Some candid remarks about your favorite stock. Let’s look at the long and short of Apple (AAPL) (October 20, 2015)
AAPLLets look at Apple ( NASDAQ:AAPL ) here. The company reports earnings, I think it’s next week on the 27th, a week from today, they report earnings. It wouldn’t surprise me to see the stock go up just because it’s already gone down quite a bit. But it was not lost on me. A couple things, first of all Kevin O’Leary, Mr. Wonderful, who I think is great, I love that guy, he’s been doggin’ on Apple Music, as I have in the past, only he has a bigger megaphone, because it basically sucks. I’m sure a lot of you people subscribe to Apple Music for $10.00 a month, or something like that. Guys like me, I’ve invested thousands of dollars over the years. I’ve given that money to Tim Cook’s predecessor. Now Tim even gets to use some to save the whales in some of the non-profitable expenditures that Apple ( NASDAQ:AAPL ) does so he can feel good about himself.
So I’ve done all that, I’ve invested in My Music and now I have a platform in Apple Music that I can’t integrate that stuff into. It’s a bear to use; I’m constantly being asked if I want to subscribe to Apple Music and give Tim another $10.00 a month. Memo to Tim: I don’t! By the way, I haven’t bought any music in quite a while either, because it’s just like a different user experience. Why am I telling you this? I’m telling you this because I’m not the only guy out there. I’m not the only old guy out there who thinks Jay Z has no talent. I’m not the only guy out there who doesn’t like Hip hop, or Rap, or Miley Cyrus with the sticking out tongue. There’s a lot of people that just want to listen to what they want to listen to.
I think this new thing by Apple ( NASDAQ:AAPL ) is not working. I also think a car is kind of jumping a shark a little bit. So that’s just me. Now, we’ll get to the chart, and it kind of bears out what I’m saying. The stock was in a volatility squeeze here. The path of least resistance, if you look at prior trading action, should have been higher. Even here the stock drifted sideways. It drifted sideways here forever like the market. For cryin’ out loud it’s Apple ( NASDAQ:AAPL ), you expect to see this thing to go to 200.00. Carl the “Tweet” Icahn, I don’t know if he still does, he might be secretly unloading his shares, but he has like a $210.00 or a $250.00 price target on it. Now, when you own billions of dollars worth of stock you’re going to put a high price tag on it. The point is, this is a stock that should have gone up, but it didn’t.
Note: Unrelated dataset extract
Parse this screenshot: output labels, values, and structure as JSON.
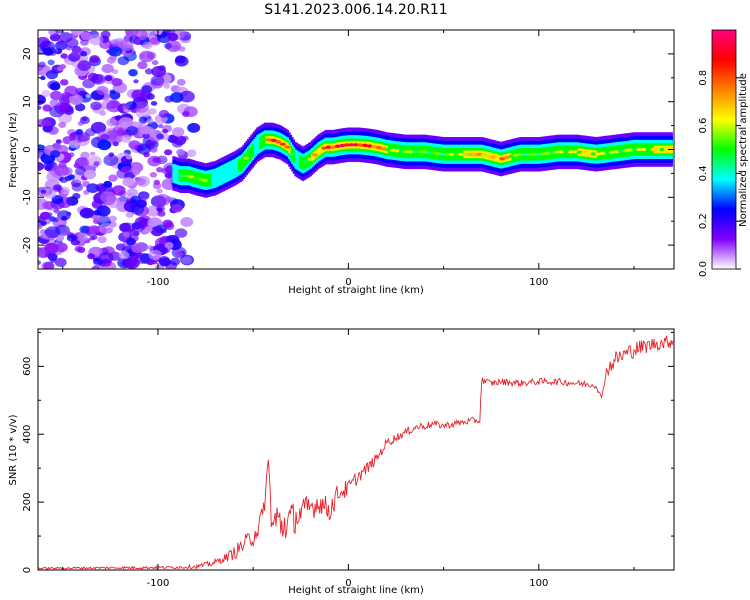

Not looking quite like this, but it’s looking a little “toppy”. You look at the daily chart and you see one, two, three strikes you’re out at $135.00. Big downdraft here.
Where are we now?
Look, if I had to choose long or short (this will confuse you) I would go long. I’m looking at Apple ( NASDAQ:AAPL ) and I’m seeing this, on a fairly weak day in the Dow and the S&P, tech, other tech was down, Apple’s ( NASDAQ:AAPL ) up almost 2 percent. They report earnings in a week. By the way, I don’t even need to look at Apple ( NASDAQ:AAPL ), I’m just looking at this picture and knowing when the company that’s creating this chart is reporting earnings, and it’s in a week. I want to buy this stock. But I’ll tell you this, let’s say it pops, if the stock pops up to $133.00, $134.00, $135.00 I want to short the snot out of this stock. It is not lost on me. Tim Cook did an interview with the LA Times talking about how sales for Apple Watch have accelerated, all these wonderful things are happening. But will he give any specifics, any details? No. So they’re not particularly transparent, but he sounds like everything’s great. Fine. I don’t believe it.
What I say is this: if a stock gaps up, if it starts trading up to $135.00 I take back what I said, I wouldn’t short the snot out of the stock (sorry for being so guttural). I would at least be taking profits or I would not be buying this stock. BUT, if the stock pops up to $135.00, if it’s up here, if it comes up to this level, like lets say they report a blowout quarter and the stock gaps. If the stock starts trading down (this is all about risk management) if the stock starts trading down then you short the stock, but only if you have a buy stop that’s VERY tight. Because the company has a boatload of cash, meaning the stock is actually pretty cheap, and the stock trades at a discount to a lot of things. So if this stock starts moving to a new high, DO NOT be shorting this stock. You don’t necessarily have to buy it, but don’t be short the stock just stand back and let it go. My bet though is, if it does come up this high and starts rolling over this is going to be a pretty good short, because I’m looking at this chart and I don’t see too much to cheer about it, other than maybe a short-term pre-earnings run.